Draper Manuscripts: Draper's Notes, 1841-1868

Biography/History

Not wholly satisfied with correspondence as a means of collecting papers and securing information, as early as 1841 Draper began to converse with western pioneers and their descendants and to record their oral statements and replies to his questions in notebooks, many of which compose this series. Draper was therefore a pioneer in oral history decades before mechanical and electronic recording devices were developed. In addition to interviews he transcribed into his notebooks selections from state and county archives, newspapers, and personal manuscripts—any significant records found during his travels which he could not acquire in the original. Geographically his research travel ranged from Washington, D.C., to Kansas and from Mississippi to Ontario. He sought information on the West from the early crossings of the Allegheny mountain ranges by white explorers in the mid-eighteenth century to the close of the War of 1812, a period from about 1750 to 1815.

During his months as newspaper editor and farmer in Pontotoc, Mississippi, in 1841 Draper recorded interviews with pioneers in that vicinity (27-29 S), but his serious research travels began two years later. From 1843 to 1846 he made several extended tours into Ohio, Kentucky, Tennessee, western Pennsylvania, and western Virginia. Interviews and other notes recorded for these trips are found in 1-3 S and 27–33 S. In 1850 he journeyed to Pittsburgh and western Pennsylvania and to western New York, a tour which included several Iroquois Indian reservations (4 S). Two volumes (5-6 S) cover his wide ranging trip in 1851; starting in western Pennsylvania, he took a boat down the Ohio River and up the Mississippi River to the French villages of Illinois and Missouri, then returned east by land routes through Kentucky, Indiana, and Ohio. For his 1858 journey (7-8 S) he began in Cincinnati and concentrated on interviewing residents of Ohio, Kentucky, and Indiana. Two years later (1860) he again began his collecting of data in Ohio, then traveled to Richmond, Virginia, and Washington, D.C., to examine and copy state and federal public records, and returned to Ohio by way of western Virginia and western Pennsylvania (9-16 S). In 1863 (17-20 S) he rambled through Illinois, Indiana, Kentucky, Ohio and Michigan, and also included a portion of western Ontario in order to interview descendants of British and Loyalist leaders in the American Revolution and War of 1812. During the next year (1864, 20 S) he spent some time in Cincinnati and made a special journey to visit Simon Girty's only surviving daughter in Illinois. Notes for his 1866 trip (21 S) began at Toledo, Ohio, but also include interviews with residents of central Ohio, northern Kentucky, central Indiana, and northern Illinois. His three journeys during 1868 (22-26 S) are the latest ones recorded in this series. On the first (May-July 1868) he made a few stops in Illinois, spent several days in St. Louis and vicinity, then interviewed descendants of Kentucky and Tennessee pioneers who had migrated to western Missouri and members of the Delaware and Shawnee tribes who had been removed to Kansas. In October he made a shorter excursion to Iowa to visit descendants of southern Ohio pioneers. And on his third trip (November-December) he roamed through southern Indiana, stopped at Louisville, and went as far east as Parkersburg, West Virginia.

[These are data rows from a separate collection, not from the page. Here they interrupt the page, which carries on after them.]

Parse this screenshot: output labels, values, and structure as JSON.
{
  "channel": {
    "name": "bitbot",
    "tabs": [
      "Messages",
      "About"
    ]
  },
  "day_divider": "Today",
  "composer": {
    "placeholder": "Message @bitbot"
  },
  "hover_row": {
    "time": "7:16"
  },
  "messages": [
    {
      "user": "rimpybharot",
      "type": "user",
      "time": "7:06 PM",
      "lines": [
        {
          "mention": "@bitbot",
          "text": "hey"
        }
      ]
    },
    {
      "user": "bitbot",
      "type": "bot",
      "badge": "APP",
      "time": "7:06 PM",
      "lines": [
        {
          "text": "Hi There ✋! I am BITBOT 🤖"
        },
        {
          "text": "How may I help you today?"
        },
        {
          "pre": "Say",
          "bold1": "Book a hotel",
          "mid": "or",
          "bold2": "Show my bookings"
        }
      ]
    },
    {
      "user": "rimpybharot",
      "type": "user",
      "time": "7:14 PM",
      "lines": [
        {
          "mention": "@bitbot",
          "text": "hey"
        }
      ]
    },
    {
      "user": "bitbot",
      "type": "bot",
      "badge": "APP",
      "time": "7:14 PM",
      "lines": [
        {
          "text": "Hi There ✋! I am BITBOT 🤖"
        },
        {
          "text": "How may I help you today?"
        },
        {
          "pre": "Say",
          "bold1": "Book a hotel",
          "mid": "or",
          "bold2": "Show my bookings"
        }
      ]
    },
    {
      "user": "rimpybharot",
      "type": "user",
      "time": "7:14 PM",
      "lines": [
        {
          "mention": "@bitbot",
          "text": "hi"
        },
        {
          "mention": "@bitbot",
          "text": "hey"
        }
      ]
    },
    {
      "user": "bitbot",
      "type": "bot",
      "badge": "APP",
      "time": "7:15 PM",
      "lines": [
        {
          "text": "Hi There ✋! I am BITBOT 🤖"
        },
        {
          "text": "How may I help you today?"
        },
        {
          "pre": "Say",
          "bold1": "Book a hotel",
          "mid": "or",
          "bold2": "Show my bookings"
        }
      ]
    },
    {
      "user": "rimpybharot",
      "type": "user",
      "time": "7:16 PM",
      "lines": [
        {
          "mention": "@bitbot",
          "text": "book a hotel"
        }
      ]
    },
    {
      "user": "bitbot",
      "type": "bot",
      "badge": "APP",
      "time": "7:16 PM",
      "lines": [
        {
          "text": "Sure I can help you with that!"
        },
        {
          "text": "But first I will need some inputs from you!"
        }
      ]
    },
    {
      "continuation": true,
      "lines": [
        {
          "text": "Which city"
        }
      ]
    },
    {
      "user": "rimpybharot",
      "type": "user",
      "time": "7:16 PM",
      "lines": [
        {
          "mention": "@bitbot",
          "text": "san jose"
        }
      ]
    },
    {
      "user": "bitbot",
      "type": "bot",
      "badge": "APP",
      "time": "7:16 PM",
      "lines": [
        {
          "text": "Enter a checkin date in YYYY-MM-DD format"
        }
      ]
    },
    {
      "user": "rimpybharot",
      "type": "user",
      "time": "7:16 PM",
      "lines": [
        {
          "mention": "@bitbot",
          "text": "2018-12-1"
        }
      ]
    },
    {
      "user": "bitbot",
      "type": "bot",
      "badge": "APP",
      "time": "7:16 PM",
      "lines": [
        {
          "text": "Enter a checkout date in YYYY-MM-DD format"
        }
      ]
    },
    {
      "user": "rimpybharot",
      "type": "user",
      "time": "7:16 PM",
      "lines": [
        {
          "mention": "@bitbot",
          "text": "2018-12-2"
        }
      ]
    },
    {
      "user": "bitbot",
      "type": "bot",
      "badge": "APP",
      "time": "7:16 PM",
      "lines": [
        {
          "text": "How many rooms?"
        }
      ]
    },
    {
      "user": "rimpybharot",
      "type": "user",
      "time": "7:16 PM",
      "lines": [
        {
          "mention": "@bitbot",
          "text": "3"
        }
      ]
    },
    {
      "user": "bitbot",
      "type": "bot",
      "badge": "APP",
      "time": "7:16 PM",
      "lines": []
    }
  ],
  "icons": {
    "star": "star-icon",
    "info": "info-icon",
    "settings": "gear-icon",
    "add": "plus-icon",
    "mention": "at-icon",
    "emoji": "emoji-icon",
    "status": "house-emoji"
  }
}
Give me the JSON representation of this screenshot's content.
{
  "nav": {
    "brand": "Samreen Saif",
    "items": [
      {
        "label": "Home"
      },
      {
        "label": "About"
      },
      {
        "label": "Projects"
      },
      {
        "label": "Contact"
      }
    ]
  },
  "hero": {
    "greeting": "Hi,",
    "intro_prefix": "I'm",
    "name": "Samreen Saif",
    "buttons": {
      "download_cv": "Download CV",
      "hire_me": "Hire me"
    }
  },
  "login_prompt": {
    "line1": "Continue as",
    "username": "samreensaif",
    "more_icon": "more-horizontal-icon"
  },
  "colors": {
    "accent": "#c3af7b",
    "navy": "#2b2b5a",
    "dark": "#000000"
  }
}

When traveling, Draper sometimes took his interview notes in small pocket memoranda books and later at home would transcribe the interviews for a single trip or a year's journeys into larger notebooks; in doing so, he often placed the interviews in the order in which he wished to read them for research instead of in the chronological sequence in which he had recorded them. Volume 2 S (1844) contains examples of original pocket memoranda books. Volumes 22-25 S (1868) exemplify volumes composed of recopied and rearranged interviews.